ANKARA (İHA) - Devlet Bakanı ve Başbakan Yardımcısı Abdüllatif Şener, hem rekabeti, hem de işbirliğini ideal şekilde gerçekleştirebilen kurumsal bir yapının, ülkenin atağa geçmesi ve dünyadaki pazar paylarını genişletebilmesi açısından en önemli husus olduğunu söyledi.
TOBB'un ev sahipliğinde, TOBB ve Rekabet Kurumu tarafından düzenlenen "Rekabet Politikası ve Türkiye'de Yatırım Ortamının İyileştirilmesi: Sektörel/Kurumsal ve Hukuki Çerçeve" konulu sempozyuma katılarak bir konuşma yapan Bakan Şener, sempozyum ve buna benzer konuların ülkelerin bugünü ve yarınıyla doğrudan bağlantısı olduğunu belirterek, "Bunlar varolmakla, güçlü olmakla doğrudan ilişkili konulardır. Bu çerçevede, çok düşünmek, çok konuşmak ve etkin politikalar geliştirmek bu ülkede yaşayan herkesin sorumluluğudur" dedi. Siyasi organların sorumluluğu kadar aynı zamanda sivil toplum kuruluşlarıyla diğer kamu kurum ve kuruluşlarının da yükümlülükleri bulunduğunu dikkat çeken Şener, dünyadaki hızlı değişim karşısında içe kapanmalar ve korumalarda uluslararası rekabetin yapılamayacağını dikkat çekti. Baş döndürücü bir rekabet ortamının olduğu, avantajları yakalayanların güçlendikleri bir ortamda, dünyayla rekabet edebilen ve rekabette avantajlarını öne çıkarabilen bir ülke olma zorunluluğuna işaret eden Şener, "İşadamlarımızın 'ben varolacağım, güçlü olacağım, yoluma devam edeceğim' diyerek dünyayla rekabet edebilme avantajlarını yakalaması ve dinamik bir şekilde de kovalaması gerekmektedir" diye konuştu. Bu kapsamda, top yekün tüm bireylere önemli görevler düştüğünün altını çizen Şener, güçlü bir ekonomik yapı için kurumsal yapının son derece önemli olduğunu vurguladı.
REKABETTE, ADİL ZEMİNE OTURMUŞ KURUMSAL YAPININ ROLÜ İyi bir kurumsal ortamın, iyi bir rekabet düzeni ve avantajları sürekli geliştirebilecek bir zemin anlamına geldiğini belirten Şener, konuşmasında şunları kaydetti:
"İyi bir kurumsal yapı, rekabetin gerçek anlamda sağlanabileceği, aynı zamanda da işbirliğine elverişli bir yapıyı ifade eder.
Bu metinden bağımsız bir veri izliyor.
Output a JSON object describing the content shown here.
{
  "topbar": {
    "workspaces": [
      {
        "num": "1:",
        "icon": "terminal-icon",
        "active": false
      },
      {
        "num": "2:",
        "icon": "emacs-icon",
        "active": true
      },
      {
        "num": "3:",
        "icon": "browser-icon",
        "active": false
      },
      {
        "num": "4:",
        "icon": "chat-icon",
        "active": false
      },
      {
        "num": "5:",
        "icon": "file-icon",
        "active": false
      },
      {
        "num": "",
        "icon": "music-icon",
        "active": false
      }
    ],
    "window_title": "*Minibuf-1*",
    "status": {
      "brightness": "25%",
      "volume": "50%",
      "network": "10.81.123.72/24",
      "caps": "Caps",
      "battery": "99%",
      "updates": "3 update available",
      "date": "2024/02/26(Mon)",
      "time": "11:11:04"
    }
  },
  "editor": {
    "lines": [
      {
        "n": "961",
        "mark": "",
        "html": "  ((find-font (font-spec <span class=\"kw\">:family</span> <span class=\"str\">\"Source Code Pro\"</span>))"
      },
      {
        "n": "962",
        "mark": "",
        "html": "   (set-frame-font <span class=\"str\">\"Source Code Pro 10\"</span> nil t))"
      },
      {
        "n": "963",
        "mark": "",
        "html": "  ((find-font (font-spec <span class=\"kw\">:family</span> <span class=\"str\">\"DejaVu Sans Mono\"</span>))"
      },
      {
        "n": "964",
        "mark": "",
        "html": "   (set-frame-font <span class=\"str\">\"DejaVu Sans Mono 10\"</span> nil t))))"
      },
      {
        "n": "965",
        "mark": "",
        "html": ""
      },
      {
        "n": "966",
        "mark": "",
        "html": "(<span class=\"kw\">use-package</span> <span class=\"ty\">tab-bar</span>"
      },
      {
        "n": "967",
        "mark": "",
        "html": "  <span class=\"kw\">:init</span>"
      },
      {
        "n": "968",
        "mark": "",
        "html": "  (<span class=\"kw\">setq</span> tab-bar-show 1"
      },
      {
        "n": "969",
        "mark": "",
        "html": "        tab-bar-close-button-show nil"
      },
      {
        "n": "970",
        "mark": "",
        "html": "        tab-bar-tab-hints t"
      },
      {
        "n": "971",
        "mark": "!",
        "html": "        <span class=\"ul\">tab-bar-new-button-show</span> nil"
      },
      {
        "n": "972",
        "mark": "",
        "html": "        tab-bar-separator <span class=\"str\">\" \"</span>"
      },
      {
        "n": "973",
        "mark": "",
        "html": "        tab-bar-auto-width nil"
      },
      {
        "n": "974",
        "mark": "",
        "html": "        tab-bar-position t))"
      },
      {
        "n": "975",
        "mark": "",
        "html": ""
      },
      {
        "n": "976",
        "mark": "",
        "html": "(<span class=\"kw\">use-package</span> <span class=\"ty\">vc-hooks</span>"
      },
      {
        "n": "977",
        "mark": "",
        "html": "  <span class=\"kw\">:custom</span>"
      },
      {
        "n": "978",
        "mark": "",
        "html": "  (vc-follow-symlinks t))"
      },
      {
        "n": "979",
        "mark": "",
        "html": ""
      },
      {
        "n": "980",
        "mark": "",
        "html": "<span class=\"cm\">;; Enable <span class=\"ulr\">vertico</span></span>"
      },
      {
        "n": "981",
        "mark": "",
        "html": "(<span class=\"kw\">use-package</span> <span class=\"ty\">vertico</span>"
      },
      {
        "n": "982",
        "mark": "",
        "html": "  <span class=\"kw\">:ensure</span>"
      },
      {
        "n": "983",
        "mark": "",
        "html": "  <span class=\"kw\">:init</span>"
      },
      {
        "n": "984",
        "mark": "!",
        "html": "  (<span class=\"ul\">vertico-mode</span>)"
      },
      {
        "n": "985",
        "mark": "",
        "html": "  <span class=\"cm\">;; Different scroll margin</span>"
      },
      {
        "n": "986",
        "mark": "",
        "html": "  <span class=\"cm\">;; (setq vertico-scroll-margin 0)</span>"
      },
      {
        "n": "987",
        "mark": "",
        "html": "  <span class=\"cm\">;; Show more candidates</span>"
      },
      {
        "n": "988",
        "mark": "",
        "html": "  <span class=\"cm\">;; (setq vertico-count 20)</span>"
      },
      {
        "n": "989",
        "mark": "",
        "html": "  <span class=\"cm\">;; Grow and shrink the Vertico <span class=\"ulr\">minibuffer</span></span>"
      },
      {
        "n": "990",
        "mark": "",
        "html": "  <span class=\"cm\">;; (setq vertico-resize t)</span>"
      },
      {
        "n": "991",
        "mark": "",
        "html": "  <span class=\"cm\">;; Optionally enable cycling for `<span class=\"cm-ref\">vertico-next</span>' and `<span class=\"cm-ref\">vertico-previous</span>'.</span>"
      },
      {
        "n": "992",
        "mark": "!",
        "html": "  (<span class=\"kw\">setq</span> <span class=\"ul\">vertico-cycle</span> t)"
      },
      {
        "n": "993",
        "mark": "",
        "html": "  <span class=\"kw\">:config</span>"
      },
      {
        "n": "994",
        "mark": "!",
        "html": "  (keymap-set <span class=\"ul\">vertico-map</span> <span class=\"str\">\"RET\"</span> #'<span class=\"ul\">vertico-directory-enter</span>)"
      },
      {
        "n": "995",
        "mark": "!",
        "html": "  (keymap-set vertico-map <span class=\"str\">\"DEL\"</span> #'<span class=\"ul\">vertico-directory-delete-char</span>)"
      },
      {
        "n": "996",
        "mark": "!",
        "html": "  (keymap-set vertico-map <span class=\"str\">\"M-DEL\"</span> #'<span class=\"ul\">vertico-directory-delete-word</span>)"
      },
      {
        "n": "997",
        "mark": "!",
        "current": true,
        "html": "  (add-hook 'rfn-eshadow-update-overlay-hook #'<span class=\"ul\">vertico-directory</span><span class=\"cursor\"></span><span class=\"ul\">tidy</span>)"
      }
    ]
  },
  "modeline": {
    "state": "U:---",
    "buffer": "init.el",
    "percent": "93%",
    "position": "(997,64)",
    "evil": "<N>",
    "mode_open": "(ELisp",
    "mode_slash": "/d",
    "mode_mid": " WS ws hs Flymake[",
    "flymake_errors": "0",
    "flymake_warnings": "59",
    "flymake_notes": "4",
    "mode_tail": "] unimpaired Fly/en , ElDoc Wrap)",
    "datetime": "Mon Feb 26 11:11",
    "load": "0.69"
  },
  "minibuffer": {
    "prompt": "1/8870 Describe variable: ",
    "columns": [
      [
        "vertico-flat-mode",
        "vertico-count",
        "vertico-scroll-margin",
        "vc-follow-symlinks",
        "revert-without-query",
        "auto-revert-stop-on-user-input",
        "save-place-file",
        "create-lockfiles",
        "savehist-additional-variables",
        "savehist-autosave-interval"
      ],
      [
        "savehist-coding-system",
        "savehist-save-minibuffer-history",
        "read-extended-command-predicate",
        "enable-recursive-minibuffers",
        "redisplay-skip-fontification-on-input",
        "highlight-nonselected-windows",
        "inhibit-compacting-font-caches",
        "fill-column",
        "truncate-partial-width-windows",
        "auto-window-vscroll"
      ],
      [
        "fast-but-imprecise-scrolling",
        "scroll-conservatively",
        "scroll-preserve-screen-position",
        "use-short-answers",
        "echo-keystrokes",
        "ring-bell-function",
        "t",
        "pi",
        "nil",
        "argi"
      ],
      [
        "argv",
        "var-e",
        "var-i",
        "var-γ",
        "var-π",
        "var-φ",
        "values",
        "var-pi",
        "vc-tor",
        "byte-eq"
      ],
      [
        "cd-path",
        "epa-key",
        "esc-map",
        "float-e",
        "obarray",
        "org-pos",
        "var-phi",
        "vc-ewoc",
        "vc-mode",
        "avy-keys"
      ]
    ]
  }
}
Hem rekabeti hem de işbirliğini ideal şekilde gerçekleştirebilen kurumsal bir yapı, ülkenin de atağa geçmesi, dünyadaki pazar paylarını genişletebilmesi için en önemli husustur. İyi bir rekabet ortamının ve iyi bir işbirliği zemininin gerçekleşmesinde temel faktör ise, hukuki çerçevedir. Eğer kişilerin hakları, sorumlulukları, birbirlerine karşı olan yükümlülükleri iyi tanımlanmamış, belirsiz bir bölüm varsa, böyle durumda özgürce bir rekabet olamayacağı gibi, sermayenin işbirliği yapması imkanları da yoktur. Hukuki demekle sadece yasaları kast etmiyorum, o ülkedeki hukuk düzeninin nasıl işlediğini de sorguluyorum. Eğer hukuk düzeni, yargı mekanizması ideal kanunlara rağmen bu söylediğim atmosferi gerçekleştirecek şekilde işlemiyorsa, o yargı düzeni sadece ülkenin bugününü karartmıyor, aynı zamanda geleceğiyle de ilgili olumsuz sonuçlar ortaya çıkarıyor demektir."
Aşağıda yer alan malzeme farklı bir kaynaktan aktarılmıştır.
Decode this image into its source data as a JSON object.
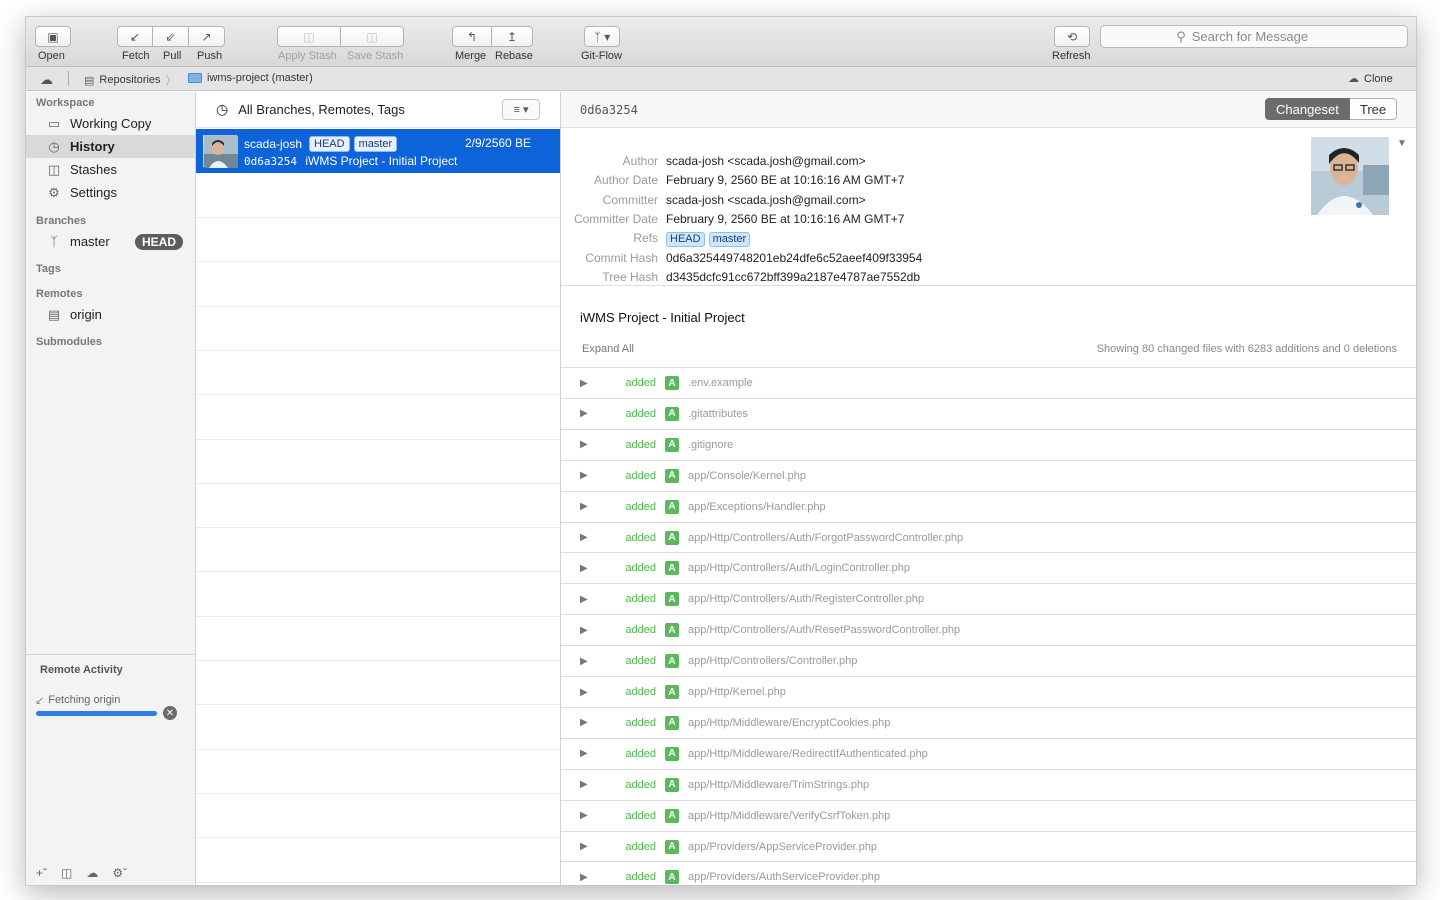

Şener, ülkede yaşayan herkesin bireysel sorumluluğunun yanında aynı zamanda toplumsal sorumluluk sahibi olması gerektiğini de belirterek, "Birey olarak, 'tabutu kadar insan olmaya' isyan etmek ve buna bağlı olarak de her bireyin hangi konumdaysa o konumun gerektirdiği toplumsal sorumluluk duygusu içerisinde hareket etmesi lazım" şeklinde konuştu.